Ce à quoi le promeneur répondait courtoisement :

– Eh oui, bonjour monsieur Duval, effectivement l’orage risque de gronder…

– Putain de refroidissement de sa race qui bouffe des bites dans les nuages.

– C’est cela, monsieur Duval, on a bien fait de prendre le coupe-vent, car cela fraîchit.

Les deux interlocuteurs se connaissaient bien pour s’être croisés si souvent. L’un comme l’autre avaient l’amour de ce pays, des senteurs enivrantes et des couleurs contrastées. Ils étaient en extase devant le paysage ou devant un coucher de soleil là-bas sur l’épaule droite du Canigou. Simplement, ils l’exprimaient différemment :

– Enculé de putain de rayon de soleil avec sa connasse rougeaude qui bouffe le cul de son cousin.

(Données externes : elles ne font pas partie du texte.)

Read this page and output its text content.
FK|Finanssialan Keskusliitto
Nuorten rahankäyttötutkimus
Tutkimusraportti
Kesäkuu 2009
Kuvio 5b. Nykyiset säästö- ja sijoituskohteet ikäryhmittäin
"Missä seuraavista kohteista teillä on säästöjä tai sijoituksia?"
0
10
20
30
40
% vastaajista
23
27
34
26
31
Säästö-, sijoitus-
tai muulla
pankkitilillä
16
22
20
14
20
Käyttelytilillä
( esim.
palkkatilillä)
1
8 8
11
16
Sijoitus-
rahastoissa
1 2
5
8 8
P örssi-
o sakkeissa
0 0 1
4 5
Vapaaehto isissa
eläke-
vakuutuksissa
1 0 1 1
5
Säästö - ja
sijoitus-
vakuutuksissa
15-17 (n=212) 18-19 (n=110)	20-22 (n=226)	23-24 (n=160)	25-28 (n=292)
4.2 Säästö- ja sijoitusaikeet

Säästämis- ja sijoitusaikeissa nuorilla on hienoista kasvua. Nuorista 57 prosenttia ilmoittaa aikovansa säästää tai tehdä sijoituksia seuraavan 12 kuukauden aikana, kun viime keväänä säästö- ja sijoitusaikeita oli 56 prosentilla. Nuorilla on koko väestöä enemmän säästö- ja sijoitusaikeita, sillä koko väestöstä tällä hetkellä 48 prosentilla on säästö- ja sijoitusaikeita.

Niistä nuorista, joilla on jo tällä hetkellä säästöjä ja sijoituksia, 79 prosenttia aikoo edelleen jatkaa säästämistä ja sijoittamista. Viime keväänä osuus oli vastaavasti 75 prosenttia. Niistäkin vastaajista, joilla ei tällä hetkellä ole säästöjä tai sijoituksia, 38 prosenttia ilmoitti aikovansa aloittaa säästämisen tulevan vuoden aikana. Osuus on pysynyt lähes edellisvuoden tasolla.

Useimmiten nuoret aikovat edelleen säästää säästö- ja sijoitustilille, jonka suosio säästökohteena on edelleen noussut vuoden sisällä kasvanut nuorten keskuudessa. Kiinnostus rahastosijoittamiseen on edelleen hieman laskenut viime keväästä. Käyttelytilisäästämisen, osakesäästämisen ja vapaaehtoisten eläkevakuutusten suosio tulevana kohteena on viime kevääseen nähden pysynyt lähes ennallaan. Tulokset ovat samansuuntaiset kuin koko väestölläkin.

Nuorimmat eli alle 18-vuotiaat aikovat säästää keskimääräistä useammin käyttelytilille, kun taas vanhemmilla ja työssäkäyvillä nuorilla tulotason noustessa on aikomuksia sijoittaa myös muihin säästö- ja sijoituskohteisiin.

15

– Oui c’est vrai, c’est un coucher de soleil somptueux.

Et chacun allait son chemin.

Le bonhomme avait sa petite notoriété dans le village, et c’était heureux qu’il fût ainsi protégé des inconnus qui n’auraient pas forcément apprécié son verbiage, comme Mme Maillemi, la nouvelle boulangère du bourg, qui n’avait pas compris cet individu qui était entré dans son échoppe en disant :

– Saloperie de mes deux miches de bordel de merde, une baguette de merde, la bite de mon cousin.

Offusquée, elle avait contourné son comptoir pour gifler le malotru. Lequel avait fait une rapide retraite la joue en feu et était sorti de la boutique en pleurant comme un gamin. Cela avait été un spectacle bien triste.

Mais Duval était surtout connu pour son morceau de bravoure : arrivé en haut de la montagne, il grimpait à l’échelle de la citerne que les pompiers avaient installée quelques années auparavant là-haut. Il prenait pied sur le couvercle du réservoir deux mètres au-dessus du sol et s’écriait à qui voulait l’entendre :

– Soldats, espèce d’enculés de sa race du haut de ces putains de saloperies de merde de pyramides à la con quarante siècles foutre dieu vous contemplent alors morbleu de camembert d’outre-tombe me faites pas chier bordel à cul !

Puis, se réhaussant légèrement, il dressait fièrement son mètre soixante-dix scoliotique pour flirter avec le mètre soixante-douze, il balayait l’auditoire fictif de ces yeux bleus et vides, cintrait sa taille et donnait du menton, puis il redescendait l’échelle comme un empereur tout en bougonnant.